Observation data (J2000 epoch)
- Constellation: Perseus
- Right ascension: 03h 04m 32s
- Declination: +42° 20′ 21″
- Apparent magnitude (B): 13.8
- Surface brightness: 23.71 mag/arcsec^2

Characteristics
- Type: S0A-S0B-SABa

Other designations
- NGC 1175, PGC 11578, MCG 7-7-19, UGC 2515, CGCG 540-32

= NGC 1175 =

Large lenticular galaxy in the constellation Perseus

NGC 1175, also known as the Peanut Galaxy, is a large lenticular galaxy located in the constellation Perseus. Its speed relative to the cosmic microwave background is 5,349 ± 19 km/s, which corresponds to a Hubble distance of 78.9 ± 5.5 Mpc (~257 million ly). It was discovered by the German-British astronomer William Herschel in 1786.

It is notable for odd appearance when viewed edge-on, resembling an unshelled peanut or giant "X". Astronomers think these kinds of structures began forming around 7 billion years ago.
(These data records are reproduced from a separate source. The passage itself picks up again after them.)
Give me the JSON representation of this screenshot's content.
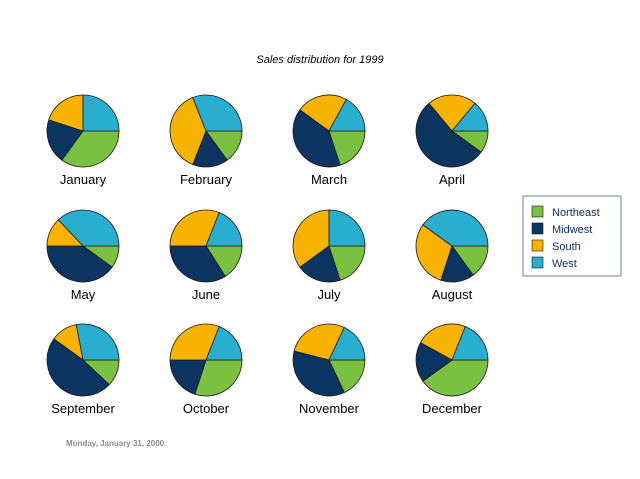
{
  "chart_data": {
    "type": "pie",
    "title": "Sales distribution for 1999",
    "footer": "Monday, January 31, 2000",
    "series_names": [
      "Northeast",
      "Midwest",
      "South",
      "West"
    ],
    "colors": {
      "Northeast": "#7ac142",
      "Midwest": "#0b3560",
      "South": "#f8b200",
      "West": "#2aaed0"
    },
    "legend_position": "right",
    "pies": [
      {
        "label": "January",
        "values": [
          35,
          20,
          20,
          25
        ]
      },
      {
        "label": "February",
        "values": [
          15,
          16,
          38,
          31
        ]
      },
      {
        "label": "March",
        "values": [
          20,
          40,
          23,
          17
        ]
      },
      {
        "label": "April",
        "values": [
          10,
          54,
          22,
          14
        ]
      },
      {
        "label": "May",
        "values": [
          10,
          40,
          13,
          37
        ]
      },
      {
        "label": "June",
        "values": [
          16,
          34,
          31,
          19
        ]
      },
      {
        "label": "July",
        "values": [
          20,
          20,
          35,
          25
        ]
      },
      {
        "label": "August",
        "values": [
          15,
          15,
          30,
          40
        ]
      },
      {
        "label": "September",
        "values": [
          12,
          48,
          12,
          28
        ]
      },
      {
        "label": "October",
        "values": [
          30,
          20,
          31,
          19
        ]
      },
      {
        "label": "November",
        "values": [
          18,
          36,
          28,
          18
        ]
      },
      {
        "label": "December",
        "values": [
          40,
          18,
          23,
          19
        ]
      }
    ]
  }
}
Their formation is related to the formation of galactic bars.

NGC 1175 is about the same distance from the Milky Way as NGC 1177. These two galaxies form a gravitationally interacting pair.

To date, a non-redshift measurement gives a distance of approximately 44,900 Mpc (~146 million ly). This value is far outside the Hubble distance values. Note that it is with the average value of independent measurements, when they exist, that the NASA/IPAC database calculates the diameter of a galaxy.